= Human trafficking in Kosovo =

Type of crime in Kosovo

Kosovo is a source, transit, and destination country for women and girls trafficked transnationally and internally for the purpose of commercial sexual exploitation.

From 2017 to 2021, the government identified a number of victims of human trafficking; most were females from within Kosovo, but 60% of victims were children, a large number of whom came from neighbouring countries (mainly Albania).
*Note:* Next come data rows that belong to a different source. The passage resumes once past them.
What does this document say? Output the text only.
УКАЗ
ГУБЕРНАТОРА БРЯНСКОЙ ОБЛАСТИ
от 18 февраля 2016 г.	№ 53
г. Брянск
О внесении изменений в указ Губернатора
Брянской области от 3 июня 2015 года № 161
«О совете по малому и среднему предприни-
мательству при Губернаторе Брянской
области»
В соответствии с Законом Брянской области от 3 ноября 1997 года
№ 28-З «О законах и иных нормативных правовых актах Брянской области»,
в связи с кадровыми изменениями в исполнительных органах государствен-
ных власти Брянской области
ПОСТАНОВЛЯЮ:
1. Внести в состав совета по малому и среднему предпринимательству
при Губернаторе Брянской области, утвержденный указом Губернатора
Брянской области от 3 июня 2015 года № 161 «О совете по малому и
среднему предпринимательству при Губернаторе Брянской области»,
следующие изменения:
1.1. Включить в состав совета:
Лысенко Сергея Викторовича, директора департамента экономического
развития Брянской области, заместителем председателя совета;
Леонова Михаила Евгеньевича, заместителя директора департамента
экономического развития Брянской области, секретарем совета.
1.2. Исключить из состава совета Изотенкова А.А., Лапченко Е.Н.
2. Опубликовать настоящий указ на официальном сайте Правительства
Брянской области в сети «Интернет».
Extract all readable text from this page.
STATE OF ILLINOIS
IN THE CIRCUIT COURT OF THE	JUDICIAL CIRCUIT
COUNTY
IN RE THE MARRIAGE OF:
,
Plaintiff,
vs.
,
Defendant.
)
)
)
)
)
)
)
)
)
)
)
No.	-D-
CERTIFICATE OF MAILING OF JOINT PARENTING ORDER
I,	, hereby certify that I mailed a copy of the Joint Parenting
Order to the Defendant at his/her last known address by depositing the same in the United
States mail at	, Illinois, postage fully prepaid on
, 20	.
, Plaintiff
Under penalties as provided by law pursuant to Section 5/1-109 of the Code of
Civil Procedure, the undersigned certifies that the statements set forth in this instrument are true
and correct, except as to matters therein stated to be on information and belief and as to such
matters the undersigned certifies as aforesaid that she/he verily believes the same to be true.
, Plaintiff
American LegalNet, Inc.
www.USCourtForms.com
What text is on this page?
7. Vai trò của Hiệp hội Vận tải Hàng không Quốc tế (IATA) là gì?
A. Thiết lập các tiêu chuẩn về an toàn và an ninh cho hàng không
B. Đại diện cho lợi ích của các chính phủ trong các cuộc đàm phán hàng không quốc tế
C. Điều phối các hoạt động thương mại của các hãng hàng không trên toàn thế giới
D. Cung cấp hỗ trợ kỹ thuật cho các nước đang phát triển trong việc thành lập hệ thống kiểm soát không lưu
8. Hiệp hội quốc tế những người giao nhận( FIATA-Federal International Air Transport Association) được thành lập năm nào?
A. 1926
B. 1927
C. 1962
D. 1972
In 2017, officials noted that most victims they met were girls aged under 18. A later study suggested that most victims were young adults from Moldova or Romania.

According to the U.S. State Department's 2022 Trafficking in Persons Report, Kosovo was a Tier 2 country, which is reserved for "Countries whose governments do not fully meet the TVPA’s minimum standards but are making significant efforts to bring themselves into compliance with those standards." The country kept its Tier 2 status in 2023.

==Interim Administration==

Following the end of the Kosovo War in 1999, the United Nations Interim Administration Mission in Kosovo (UNMIK) took over administration of the country until its declaration of independence in 2008. In their 2004 report, Amnesty International declared that human trafficking in Kosovo had "become a major destination country for women and girls trafficked into forced prostitution" since the establishment of UNMIK. The United Nations Department of Peace Operations (DPKO) claimed that "peacekeepers have come to be seen as part of the problem in trafficking rather than the solution," whereas the UN Secretary General criticized contributing countries for failing to prosecute their nationals accused of wrongdoing.

==Republic of Kosovo's Response==

According to the U.S. State Department's 2022 Trafficking in Persons Report, "The Government of Kosovo does not fully comply with the minimum standards for the elimination of trafficking." However, "it is making significant efforts to do so." It has increased law enforcement efforts and victim protection efforts, while maintaining efforts to prevent trafficking.